Prezzi alle stelle e provenienza incerta
Se nei campi si piange, sui banchi dei mercati la situazione non è molto più rosea, almeno per i consumatori. Le poche ciliegie italiane disponibili hanno raggiunto prezzi record, arrivando in alcune catene della grande distribuzione a sfiorare i 23,3 euro al chilo. Ma spesso, denunciano le associazioni agricole, non è chiaro nemmeno da dove provengano. Coldiretti segnala infatti una preoccupante diffusione di ciliegie d’importazione – in particolare da Egitto, Tunisia e Marocco – spacciate per prodotto italiano, in assenza di adeguate indicazioni di origine in etichetta.
Una doppia beffa per i produttori locali: da un lato i raccolti distrutti, dall’altro la concorrenza sleale e la confusione sul mercato, che mina la fiducia del consumatore e deprezza il lavoro di chi produce in Italia.
Una filiera distorta
Oltre al danno climatico e alle speculazioni, emerge con forza un ulteriore problema strutturale: il divario crescente tra quanto incassa il produttore e il prezzo finale pagato dal consumatore. Una forbice che si allarga ogni anno di più e che denuncia, ancora una volta, le distorsioni di un sistema distributivo che penalizza chi lavora la terra.

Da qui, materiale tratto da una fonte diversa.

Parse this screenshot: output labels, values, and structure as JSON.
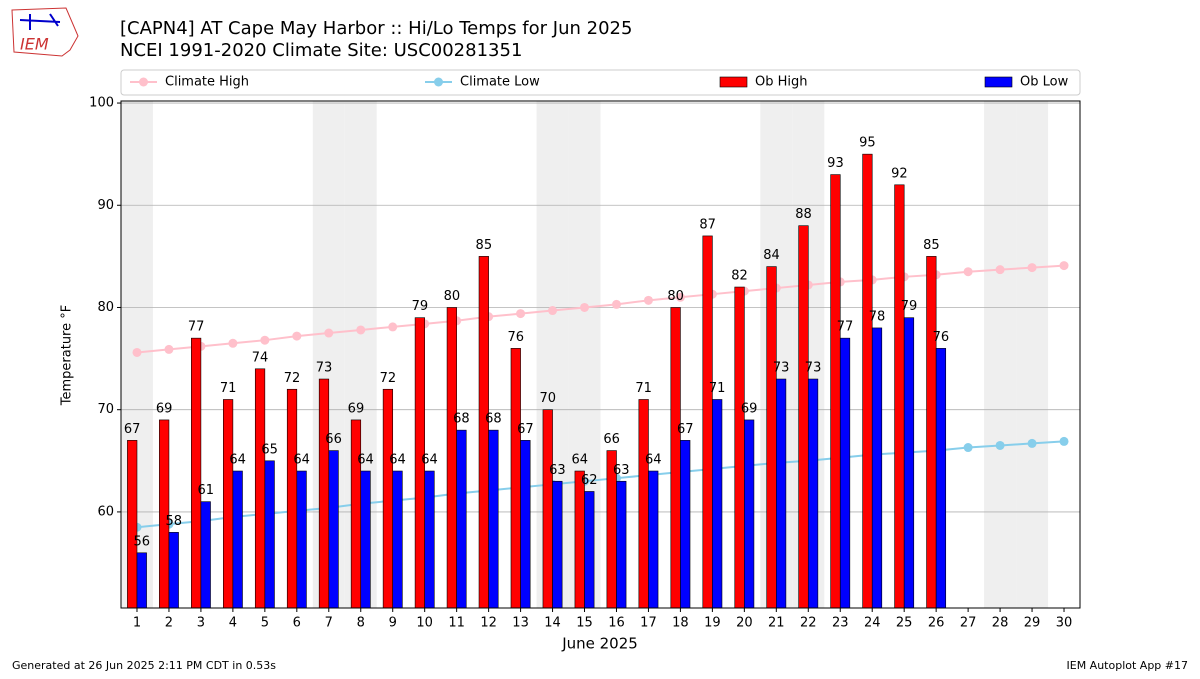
{
  "logo_text": "IEM",
  "footer_left": "Generated at 26 Jun 2025 2:11 PM CDT in 0.53s",
  "footer_right": "IEM Autoplot App #17",
  "chart_data": {
    "type": "bar",
    "title": "[CAPN4] AT Cape May Harbor :: Hi/Lo Temps for Jun 2025",
    "subtitle": "NCEI 1991-2020 Climate Site: USC00281351",
    "xlabel": "June 2025",
    "ylabel": "Temperature °F",
    "x": [
      1,
      2,
      3,
      4,
      5,
      6,
      7,
      8,
      9,
      10,
      11,
      12,
      13,
      14,
      15,
      16,
      17,
      18,
      19,
      20,
      21,
      22,
      23,
      24,
      25,
      26,
      27,
      28,
      29,
      30
    ],
    "xlim": [
      0.5,
      30.5
    ],
    "xticks": [
      1,
      2,
      3,
      4,
      5,
      6,
      7,
      8,
      9,
      10,
      11,
      12,
      13,
      14,
      15,
      16,
      17,
      18,
      19,
      20,
      21,
      22,
      23,
      24,
      25,
      26,
      27,
      28,
      29,
      30
    ],
    "ylim": [
      50.6,
      100.2
    ],
    "yticks": [
      60,
      70,
      80,
      90,
      100
    ],
    "grid": true,
    "shaded_days": [
      1,
      7,
      8,
      14,
      15,
      21,
      22,
      28,
      29
    ],
    "shade_color": "#efefef",
    "legend": "top",
    "series": [
      {
        "name": "Climate High",
        "style": "line",
        "color": "#ffc0cb",
        "values": [
          75.6,
          75.9,
          76.2,
          76.5,
          76.8,
          77.2,
          77.5,
          77.8,
          78.1,
          78.4,
          78.7,
          79.1,
          79.4,
          79.7,
          80.0,
          80.3,
          80.7,
          81.0,
          81.3,
          81.6,
          81.9,
          82.2,
          82.5,
          82.7,
          83.0,
          83.2,
          83.5,
          83.7,
          83.9,
          84.1
        ]
      },
      {
        "name": "Climate Low",
        "style": "line",
        "color": "#87ceeb",
        "values": [
          58.5,
          58.8,
          59.1,
          59.5,
          59.8,
          60.1,
          60.4,
          60.8,
          61.1,
          61.4,
          61.8,
          62.1,
          62.4,
          62.7,
          63.0,
          63.3,
          63.6,
          63.9,
          64.2,
          64.5,
          64.8,
          65.0,
          65.3,
          65.6,
          65.8,
          66.0,
          66.3,
          66.5,
          66.7,
          66.9
        ]
      },
      {
        "name": "Ob High",
        "style": "bar",
        "color": "#ff0000",
        "values": [
          67,
          69,
          77,
          71,
          74,
          72,
          73,
          69,
          72,
          79,
          80,
          85,
          76,
          70,
          64,
          66,
          71,
          80,
          87,
          82,
          84,
          88,
          93,
          95,
          92,
          85,
          null,
          null,
          null,
          null
        ]
      },
      {
        "name": "Ob Low",
        "style": "bar",
        "color": "#0000ff",
        "values": [
          56,
          58,
          61,
          64,
          65,
          64,
          66,
          64,
          64,
          64,
          68,
          68,
          67,
          63,
          62,
          63,
          64,
          67,
          71,
          69,
          73,
          73,
          77,
          78,
          79,
          76,
          null,
          null,
          null,
          null
        ]
      }
    ]
  }
}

Per questo Coldiretti ha chiesto il riconoscimento dello stato di calamità naturale per i territori colpiti e l’attivazione urgente di misure economiche straordinarie a sostegno degli agricoltori. In parallelo, l’organizzazione agricola sollecita controlli più stringenti sull’origine della frutta in vendita, anche attraverso l’intervento della polizia municipale, per contrastare frodi e pratiche scorrette.
La risposta della filiera corta
In questo contesto di emergenza, alcuni produttori stanno puntando sulla vendita diretta per salvare il salvabile. Banchi in azienda, mercati contadini e piattaforme digitali consentono ai consumatori di acquistare frutta locale tracciata, sostenendo direttamente chi produce. Un modo per garantire qualità e trasparenza, ma anche per difendere un patrimonio agricolo e culturale messo sempre più a rischio dal cambiamento climatico e da un mercato che, troppo spesso, dimentica la terra da cui nasce il prodotto.
Le condizioni meteorologiche avverse, come siccità e fenomeni estremi, hanno compromesso in generale la produzione agricola. Ad esempio, la campagna 2024/25 delle arance è stata caratterizzata da un’offerta limitata a causa della siccità e di eventi meteo sfavorevoli. Inoltre, l’inflazione ha colpito duramente il settore alimentare. Ad aprile 2025, si è attestata al 1,9%, ma il “carrello della spesa”, che include beni alimentari essenziali come frutta e verdura, ha registrato un aumento del 2,6%. Questo incremento è attribuibile anche all’aumento dei costi energetici e dei servizi di trasporto.
Come evidenziato, questo va a discapito del prodotto italiano rispetto a quello importato, non sempre in modo chiaro. Un’estate senza (tante) ciliegie è un’estate un po’ più triste, ma è fondamentale supportare i produttori nazionali, rappresentanti di una tradizione storica ma anche di innovazione nelle colture.